Illustration of an effusion of the knee from synovitis. The fluid is contained within a sealed capsule, so that it is seen as a discrete swelling.
Synovitis and the capsule
Most of the moveable joints are contained within a 'capsule' which makes the space watertight. The inner lining of the capsule is comprised of a membrane of special cells (synovial cells) that secrete the lubricating fluid of the joint - the synovial fluid. If the joint becomes inflamed for any reason, it affects these synovial cells, which then produce excess synovial fluid. This causes the joint to swell and become painful.

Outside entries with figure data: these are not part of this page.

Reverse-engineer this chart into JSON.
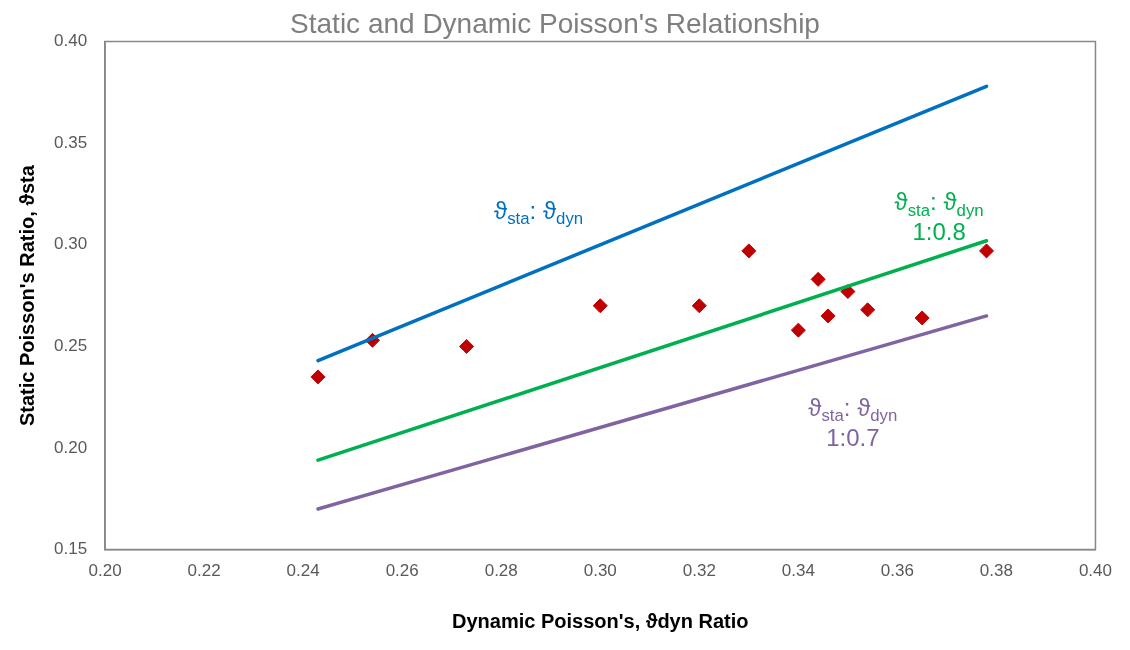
{
  "chart_data": {
    "type": "scatter",
    "title": "Static and Dynamic Poisson's Relationship",
    "xlabel": "Dynamic Poisson's, ϑdyn Ratio",
    "ylabel": "Static Poisson's Ratio, ϑsta",
    "xlim": [
      0.2,
      0.4
    ],
    "ylim": [
      0.15,
      0.4
    ],
    "xticks": [
      {
        "value": 0.2,
        "label": "0.20"
      },
      {
        "value": 0.22,
        "label": "0.22"
      },
      {
        "value": 0.24,
        "label": "0.24"
      },
      {
        "value": 0.26,
        "label": "0.26"
      },
      {
        "value": 0.28,
        "label": "0.28"
      },
      {
        "value": 0.3,
        "label": "0.30"
      },
      {
        "value": 0.32,
        "label": "0.32"
      },
      {
        "value": 0.34,
        "label": "0.34"
      },
      {
        "value": 0.36,
        "label": "0.36"
      },
      {
        "value": 0.38,
        "label": "0.38"
      },
      {
        "value": 0.4,
        "label": "0.40"
      }
    ],
    "yticks": [
      {
        "value": 0.15,
        "label": "0.15"
      },
      {
        "value": 0.2,
        "label": "0.20"
      },
      {
        "value": 0.25,
        "label": "0.25"
      },
      {
        "value": 0.3,
        "label": "0.30"
      },
      {
        "value": 0.35,
        "label": "0.35"
      },
      {
        "value": 0.4,
        "label": "0.40"
      }
    ],
    "grid": false,
    "legend": false,
    "series": [
      {
        "type": "line",
        "name": "ϑ$_{sta}$: ϑ$_{dyn}$",
        "color": "#0070c0",
        "x": [
          0.243,
          0.378
        ],
        "values": [
          0.243,
          0.378
        ],
        "marker": "none"
      },
      {
        "type": "line",
        "name": "ϑ$_{sta}$: ϑ$_{dyn}$ 1:0.8",
        "color": "#00b050",
        "x": [
          0.243,
          0.378
        ],
        "values": [
          0.194,
          0.302
        ],
        "marker": "none"
      },
      {
        "type": "line",
        "name": "ϑ$_{sta}$: ϑ$_{dyn}$ 1:0.7",
        "color": "#8064a2",
        "x": [
          0.243,
          0.378
        ],
        "values": [
          0.17,
          0.265
        ],
        "marker": "none"
      },
      {
        "type": "scatter",
        "color": "#c00000",
        "marker": "diamond",
        "x": [
          0.243,
          0.254,
          0.273,
          0.3,
          0.32,
          0.33,
          0.34,
          0.344,
          0.346,
          0.35,
          0.354,
          0.365,
          0.378
        ],
        "values": [
          0.235,
          0.253,
          0.25,
          0.27,
          0.27,
          0.297,
          0.258,
          0.283,
          0.265,
          0.277,
          0.268,
          0.264,
          0.297
        ]
      }
    ]
  }
}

The fluid that collects within the joint capsule is called an effusion. Because the capsule is normally like a baggy balloon, when it is empty movement of the joint is easy. But if it becomes tense with fluid it blows up like a balloon. The synovial membrane is rich with pain receptors, and inflammation of the synovium and a tense effusion can be very painful, with movement of the knee becoming difficult. The joint may feel warm and reddish in colour.
Synovitis in arthritis
Rheumatoid arthritis in particular is associated with recurrent synovitis, with multiple tensely swollen and painful joints. In osteoarthritis it still occurs but is generally less florid and only affects one or a few joints.
What is a synovectomy?
Synovectomy is the surgical removal of excessive synovial tissue.